Fig. 3.. Enzymes and enzyme complexes involved in central carbohydrate metabolism and cell replication and taxonomic distribution of overall expression patterns.

(A) Metabolic pathway map focusing on carbohydrate metabolism, associated reactions, and relative mRNA read abundances assigned to these reactions. Reactions are represented by EC numbers (EC-no.) and derived from KEGG pathway drawings. Color code indicates mean relative expression levels (red, higher relative expression levels in E_T; blue, higher relative expression levels in A_T); intensities additionally reflect the presence of differentially expressed KOs and KOs with an FDR of 0.05 to 0.1. Bold fonts indicate Metabolism subcategories (KEGG3); dashed arrows indicate connections to subcategories for which no details are given; the color code (as above) of the frames around these categories indicates if the whole subcategory shows indications of a temperature-dependent response. See table S17 for details. (B and C) Cell replication. Relative mRNA read abundances of DNA polymerase III subunits, bacterial initiation factors (B) and FtsZ (C) in the metatranscriptomes (boxplots), and DGE analysis results on associated KOs (table; see table S16 for details). Schematic illustrations are provided above the boxplots. (D) Taxonomic distribution of observed overall expression patterns on abundant KEGG3 categories comprising genes encoding key functions in central carbohydrate metabolism with higher expression levels and genes encoding key functions in energy metabolism and protein biosynthesis with lower expression levels in the warmed soils, respectively. Pyv MB, pyruvate metabolism; Gly/Glu, glycolysis/gluconeogenesis; C-fix PWs, C fixation pathways in prokaryotes; Ox.phos, oxidative phosphorylation; RNA pol, RNA polymerase; P., protein. Bold numbers aligned to a KEGG3 category highlight taxonomic ranks in which the taxon-specific expression pattern of more than two-thirds of all included taxa (i.e., all taxa with a mean relative abundance of ≥1‰) reflected the global expression pattern of the respective KEGG3 category (see also fig. S11).

Fig. 4.. Hypothesized reduction of cellular ribosome content as response to warming and in situ and experimental indications.

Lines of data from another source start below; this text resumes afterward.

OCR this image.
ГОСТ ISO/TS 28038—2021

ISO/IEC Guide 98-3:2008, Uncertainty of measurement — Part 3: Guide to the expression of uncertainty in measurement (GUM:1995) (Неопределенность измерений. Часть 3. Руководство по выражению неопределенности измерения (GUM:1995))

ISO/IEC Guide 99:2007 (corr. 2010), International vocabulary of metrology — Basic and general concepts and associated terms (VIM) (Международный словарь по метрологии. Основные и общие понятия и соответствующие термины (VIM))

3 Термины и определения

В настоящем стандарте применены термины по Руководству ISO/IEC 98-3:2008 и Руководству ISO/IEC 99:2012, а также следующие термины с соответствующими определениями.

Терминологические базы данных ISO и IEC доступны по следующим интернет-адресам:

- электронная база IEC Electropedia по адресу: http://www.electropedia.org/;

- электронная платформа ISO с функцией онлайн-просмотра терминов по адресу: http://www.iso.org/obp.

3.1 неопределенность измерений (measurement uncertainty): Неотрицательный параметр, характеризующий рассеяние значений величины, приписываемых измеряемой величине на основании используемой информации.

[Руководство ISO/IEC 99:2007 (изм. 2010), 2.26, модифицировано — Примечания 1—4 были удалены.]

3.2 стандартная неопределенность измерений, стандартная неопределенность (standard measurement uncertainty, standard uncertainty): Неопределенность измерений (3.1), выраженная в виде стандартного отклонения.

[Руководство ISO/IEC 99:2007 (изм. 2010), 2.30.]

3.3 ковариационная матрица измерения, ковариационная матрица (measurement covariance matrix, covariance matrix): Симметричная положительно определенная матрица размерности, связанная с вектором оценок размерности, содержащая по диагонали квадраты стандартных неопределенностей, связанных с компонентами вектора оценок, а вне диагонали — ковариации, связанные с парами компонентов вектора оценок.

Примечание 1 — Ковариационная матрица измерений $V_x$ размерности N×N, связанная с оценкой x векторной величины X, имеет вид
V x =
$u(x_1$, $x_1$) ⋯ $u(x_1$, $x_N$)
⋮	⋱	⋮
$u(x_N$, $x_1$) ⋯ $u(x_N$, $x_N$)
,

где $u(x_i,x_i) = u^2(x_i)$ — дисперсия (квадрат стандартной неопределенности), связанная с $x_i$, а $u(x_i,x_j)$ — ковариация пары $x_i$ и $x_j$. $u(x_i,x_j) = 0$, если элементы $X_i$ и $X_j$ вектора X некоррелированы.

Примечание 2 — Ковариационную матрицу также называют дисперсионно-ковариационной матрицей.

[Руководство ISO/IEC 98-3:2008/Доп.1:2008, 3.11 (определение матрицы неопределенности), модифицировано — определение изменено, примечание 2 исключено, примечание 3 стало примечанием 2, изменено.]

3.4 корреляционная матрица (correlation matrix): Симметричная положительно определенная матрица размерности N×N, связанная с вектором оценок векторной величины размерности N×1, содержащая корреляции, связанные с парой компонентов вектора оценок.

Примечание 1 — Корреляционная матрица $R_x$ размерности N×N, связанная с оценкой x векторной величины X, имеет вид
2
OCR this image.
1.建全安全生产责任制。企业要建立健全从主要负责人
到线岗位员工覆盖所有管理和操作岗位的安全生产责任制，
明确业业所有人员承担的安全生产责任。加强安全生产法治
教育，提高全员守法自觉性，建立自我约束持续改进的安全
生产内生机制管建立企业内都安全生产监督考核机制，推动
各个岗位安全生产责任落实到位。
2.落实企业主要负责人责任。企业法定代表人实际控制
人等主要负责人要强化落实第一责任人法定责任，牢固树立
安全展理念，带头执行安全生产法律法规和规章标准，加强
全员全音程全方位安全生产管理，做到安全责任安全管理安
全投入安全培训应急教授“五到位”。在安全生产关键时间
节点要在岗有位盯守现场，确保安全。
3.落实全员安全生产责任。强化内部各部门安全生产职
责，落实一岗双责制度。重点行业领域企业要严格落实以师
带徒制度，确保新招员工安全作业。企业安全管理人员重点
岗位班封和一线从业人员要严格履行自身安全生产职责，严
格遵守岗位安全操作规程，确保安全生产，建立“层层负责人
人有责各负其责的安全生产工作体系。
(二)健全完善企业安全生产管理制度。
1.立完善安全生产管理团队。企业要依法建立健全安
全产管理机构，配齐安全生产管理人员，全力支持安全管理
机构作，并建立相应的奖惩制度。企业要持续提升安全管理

(A) Schematic representations of microbial cells and cellular constituents under different temperature regimes. The cells vary in the number of ribosomes, ratio between ribosomal and metabolic proteins, amount of membrane-bound complexes, and slightly in size. (B) Schematic overview (continuation of Fig. 1A) of the soil sampling conducted in October 2020. The same geothermal soil temperature gradients were samples as in the metatranscriptomics sampling campaign 2016 (see Materials and Methods for more details). (C) Comparison of in situ RNA content per gram dry weight (DW) soil between the same plots sampled in two different seasons (summer versus autumn) and 4 years apart (2016 versus 2020). (D) Schematic overview and results of a short-term warming experiment conducted with soil sampled from an ambient temperature plot at LTW (see Materials and Methods for more details). After 3 weeks (w) of preincubation of the homogenized soil at ambient temperatures (i.e., mean ambient October soil temperature of 7°C), the first samples (t0, n = 5) were taken, and afterward, the soil was distributed to 10 serum bottles. The aerated bottles were incubated for 6 weeks at 7°C (control, n = 5) and 13°C (warming treatment, +6°C above ambient, n = 5), respectively, and sampled after 1, 3, and 6 weeks of incubation. Line charts depict incubation temperatures, mean total RNA content per gram DW soil, and mean total RNA content per milligram of microbial C (C_MO), and error bars represent SD of the mean. For underlying data and details on the statistical analysis presented in (C) and (D), see tables S22 to S24 (*P < 0.05; ***P < 0.001).